奈々さんの想いは、『Dream Bridgeプロジェクト2』として実を結び、次の年も校内で集めた971本の筆記用具と111個の消しゴムをフィリピンの子どもたちに贈ることができた。そして、奈々さんの卒業後もこのプロジェクトは、後輩たちに引き継がれる。

  • SOCで出会った仲間の企画に参加し、演奏を披露

自分の気持ちを信じる

高齢者福祉施設での音楽演奏ボランティア、フィリピンの子どもたちへの支援。一見かけ離れた活動に見えるが、どちらも奈々さんが大切にしている「相手の気持ち、想いに寄り添う」ことに変わりはない。

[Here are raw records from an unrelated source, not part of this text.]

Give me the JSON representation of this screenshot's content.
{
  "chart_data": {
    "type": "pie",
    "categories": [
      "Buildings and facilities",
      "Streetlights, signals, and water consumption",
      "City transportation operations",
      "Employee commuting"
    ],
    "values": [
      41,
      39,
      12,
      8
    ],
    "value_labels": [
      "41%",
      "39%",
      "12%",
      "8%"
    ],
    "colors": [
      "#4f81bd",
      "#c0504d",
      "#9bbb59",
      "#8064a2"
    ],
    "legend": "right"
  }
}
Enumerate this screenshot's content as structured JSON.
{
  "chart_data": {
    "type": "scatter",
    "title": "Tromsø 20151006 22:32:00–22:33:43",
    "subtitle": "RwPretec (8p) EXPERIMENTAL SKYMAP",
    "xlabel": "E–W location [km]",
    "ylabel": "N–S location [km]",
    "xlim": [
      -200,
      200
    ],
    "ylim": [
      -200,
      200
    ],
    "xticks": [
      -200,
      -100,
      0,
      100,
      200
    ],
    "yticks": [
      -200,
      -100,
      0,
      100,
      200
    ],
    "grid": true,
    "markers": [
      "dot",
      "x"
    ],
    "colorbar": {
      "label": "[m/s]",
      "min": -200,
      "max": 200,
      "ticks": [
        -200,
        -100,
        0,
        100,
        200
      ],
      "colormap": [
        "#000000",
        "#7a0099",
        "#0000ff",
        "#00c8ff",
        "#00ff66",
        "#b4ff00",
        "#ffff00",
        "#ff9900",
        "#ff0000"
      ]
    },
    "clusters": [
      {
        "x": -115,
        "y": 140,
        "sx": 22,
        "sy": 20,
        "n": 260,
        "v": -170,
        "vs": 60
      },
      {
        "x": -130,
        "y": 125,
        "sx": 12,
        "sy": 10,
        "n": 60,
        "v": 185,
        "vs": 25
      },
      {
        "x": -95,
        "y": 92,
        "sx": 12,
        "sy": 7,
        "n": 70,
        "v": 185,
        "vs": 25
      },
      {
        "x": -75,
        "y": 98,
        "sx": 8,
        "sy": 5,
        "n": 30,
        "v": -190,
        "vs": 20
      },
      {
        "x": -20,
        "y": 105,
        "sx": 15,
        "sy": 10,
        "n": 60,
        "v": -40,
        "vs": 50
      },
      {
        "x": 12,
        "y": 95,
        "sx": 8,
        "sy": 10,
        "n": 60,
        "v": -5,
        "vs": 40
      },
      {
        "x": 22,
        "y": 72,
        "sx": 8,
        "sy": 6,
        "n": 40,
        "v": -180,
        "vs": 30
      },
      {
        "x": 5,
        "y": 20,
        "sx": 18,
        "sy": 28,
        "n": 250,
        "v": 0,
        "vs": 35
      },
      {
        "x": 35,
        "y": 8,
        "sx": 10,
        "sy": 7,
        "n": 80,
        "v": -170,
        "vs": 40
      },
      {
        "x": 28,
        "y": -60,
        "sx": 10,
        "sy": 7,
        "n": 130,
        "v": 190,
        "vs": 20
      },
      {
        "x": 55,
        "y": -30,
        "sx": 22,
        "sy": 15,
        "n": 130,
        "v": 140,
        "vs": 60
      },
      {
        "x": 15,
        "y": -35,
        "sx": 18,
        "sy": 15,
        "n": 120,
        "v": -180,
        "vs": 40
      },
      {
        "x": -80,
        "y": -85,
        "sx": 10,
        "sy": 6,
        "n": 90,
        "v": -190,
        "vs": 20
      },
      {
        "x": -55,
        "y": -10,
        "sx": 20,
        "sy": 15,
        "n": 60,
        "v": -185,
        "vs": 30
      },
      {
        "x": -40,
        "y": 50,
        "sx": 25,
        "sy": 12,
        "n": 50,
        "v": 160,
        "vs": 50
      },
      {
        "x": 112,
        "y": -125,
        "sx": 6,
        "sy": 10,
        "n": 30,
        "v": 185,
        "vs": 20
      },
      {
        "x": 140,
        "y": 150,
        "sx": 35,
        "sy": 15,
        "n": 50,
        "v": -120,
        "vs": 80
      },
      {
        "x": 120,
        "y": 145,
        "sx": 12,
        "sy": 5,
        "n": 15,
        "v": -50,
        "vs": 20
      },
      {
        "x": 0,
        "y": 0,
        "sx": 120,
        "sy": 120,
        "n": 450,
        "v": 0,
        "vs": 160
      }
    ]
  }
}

「人は歩いた分だけ人と出会えます。SOCの表彰式での出会いがなければ、音楽演奏ボランティアも『Dream Bridgeプロジェクト』もなかったかもしれません。人と出会うことで、自分のやりたいことがはっきりと見えてきたことが私にとっての一番のチャンスとなりました。行動することをためらっている人がいるのなら、『やりたい』という自分の気持ちを信じて、挑戦して欲しいと思います」

高校生になったら、よりたくさんの地域の方々と交流できるように、訪問する施設を増やしたいと笑顔を見せてくれた奈々さん。

「中学生だから」「難しそうだから」、「○○だからできない」を理由にしない強さと行動力をもって、これからもボランティアの道を拓いて欲しい。